In general, Benyi wasn't unused to ridicule, he wasn't that good at protecting his own prestige outside public affairs. When confronted with less than respectful comments, sometimes he could only pretend to be deaf-he was actually rather deaf. But his sense of hearing was unusually sharp that day and he was very anxious about face because there were people from outside the village on the construction site: Commune Head He and Sister Wan from Zhangjia Mill. Zhihuang was just being precious, making a big thing of his dribble on an occasion like this.

"Precious" meant stupid; "preciousness" meant stupidity. Zhihuang's preciousness was renowned throughout all Maqiao.
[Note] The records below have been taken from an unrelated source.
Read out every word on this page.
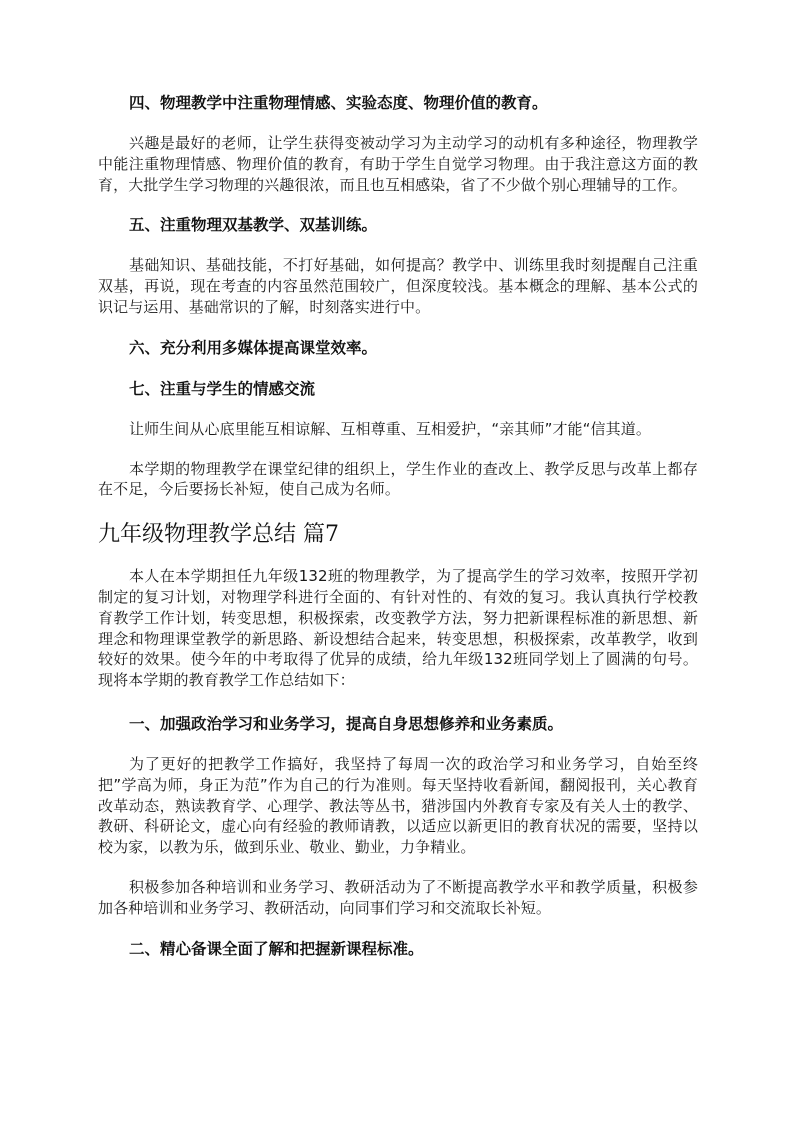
四、物理教学中注重物理情感、实验态度、物理价值的教育。

兴趣是最好的老师，让学生获得变被动学习为主动学习的动机有多种途径，物理教学 中能注重物理情感、物理价值的教育，有助于学生自觉学习物理。由于我注意这方面的教育，大批学生学习物理的兴趣很浓，而且也互相感染，省了不少做个别心理辅导的工作。

五、注重物理双基教学、双基训练。

基础知识、基础技能，不打好基础，如何提高？教学中、训练里我时刻提醒自己注重双基，再说，现在考查的内容虽然范围较广，但深度较浅。基本概念的理解、基本公式的识记与运用、基础常识的了解，时刻落实进行中。

六、充分利用多媒体提高课堂效率。
七、注重与学生的情感交流

让师生间从心底里能互相谅解、互相尊重、互相爱护，“亲其师”才能“信其道。

本学期的物理教学在课堂纪律的组织上，学生作业的查改上、教学反思与改革上都存在不足，今后要扬长补短，使自己成为名师。

九年级物理教学总结 篇7

本人在本学期担任九年级132班的物理教学，为了提高学生的学习效率，按照开学初制定的复习计划，对物理学科进行全面的、有针对性的、有效的复习。我认真执行学校教育教学工作计划，转变思想，积极探索，改变教学方法，努力把新课程标准的新思想、新理念和物理课堂教学的新思路、新设想结合起来，转变思想，积极探索，改革教学，收到较好的效果。使今年的中考取得了优异的成绩，给九年级132班同学划上了圆满的句号。现将本学期的教育教学工作总结如下：

一、加强政治学习和业务学习，提高自身思想修养和业务素质。

为了更好的把教学工作搞好，我坚持了每周一次的政治学习和业务学习，自始至终把”学高为师，身正为范”作为自己的行为准则。每天坚持收看新闻，翻阅报刊，关心教育改革动态，熟读教育学、心理学、教法等丛书，猎涉国内外教育专家及有关人士的教学、教研、科研论文，虚心向有经验的教师请教，以适应以新更旧的教育状况的需要，坚持以校为家，以教为乐，做到乐业、敬业、勤业，力争精业。

积极参加各种培训和业务学习、教研活动为了不断提高教学水平和教学质量，积极参加各种培训和业务学习、教研活动，向同事们学习和交流取长补短。

二、精心备课全面了解和把握新课程标准。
For example, he didn't understand you had to give up your seat to cadres, he didn't understand how to fake when tamping down earth, it took him a very long time to figure out that women have periods every month. That he used to beat his wife so violently showed how precious he was. His wife later divorced him and went back to her family home in Pingjiang, but from time to time he'd send the dream-woman food and clothing-this showed he was even more precious. The three quarries on Tianzi Peak were gouged out by him, one by one, hammer blow by hammer blow. You could've built a mountain out of all the rocks he'd hammered out, and people bought them, hauled them away, used them who knows where. Even so, as soon as his thoughts began to wander, he'd start viewing all these rocks as his own property. A lot of people just couldn't make him come to his senses, couldn't do anything about how precious he was on this point. All they could do was rain curses down on him, and that was how he got the name "Precious Huang."

Once he went to someone's home to clean the millstone, to recondition the old stone. While the two of them were idly chatting, the conversation got around to operas; the householder's opinion differed from his and they ended up arguing till they were red in the face. Just go, go, said the peasant, I don't want my millstone washing. Zhihuang gathered up his tools, got up, and had gone out the door when something occurred to him, and he turned back to add: "Whether you have it washed or not, this millstone still isn't yours. Just as long as you understand that."

The peasant pondered this for some time, but still didn't understand anything at all.

After Zhihuang had walked another few steps away, he turned around again in a fury: "Got that? It's not yours!"

"Well, it's not going to be yours, is it?"

"It's not mine either, it's my dad's."

What he meant was, the millstone had been hammered out by his dad, so it was his dad's.

There was another time when someone from Shuanglong Bow came to the quarry weeping and wailing, saying his uncle had died and he had no money for the funeral; his great fear was that his uncle wouldn't have a decent burial, and he begged Zhihuang to sell him a tombstone on credit. Zhihuang saw how pitifully he was sobbing and said, don't worry about credit. Just take it, give your uncle a decent burial. Having said this, he hauled out a piece of top-quality blue-and-white stone and chiseled out a stele, even tied it up with some rope and helped him carry it down the mountain, taking him back part of the way. By this time, the quarry had been reclaimed into the collective. When the accountant Fucha discovered that he'd given a memorial stone to someone for nothing at all, he insisted that he chase after him to get the money back, saying he just didn't have the right to take pity on people like that. The two of them had a big row. Zhihuang's face darkened: "I dynamited the rock, I broke it, I carried it, I chiseled it, so how come it belongs to the team leader now? What's the sense in that!"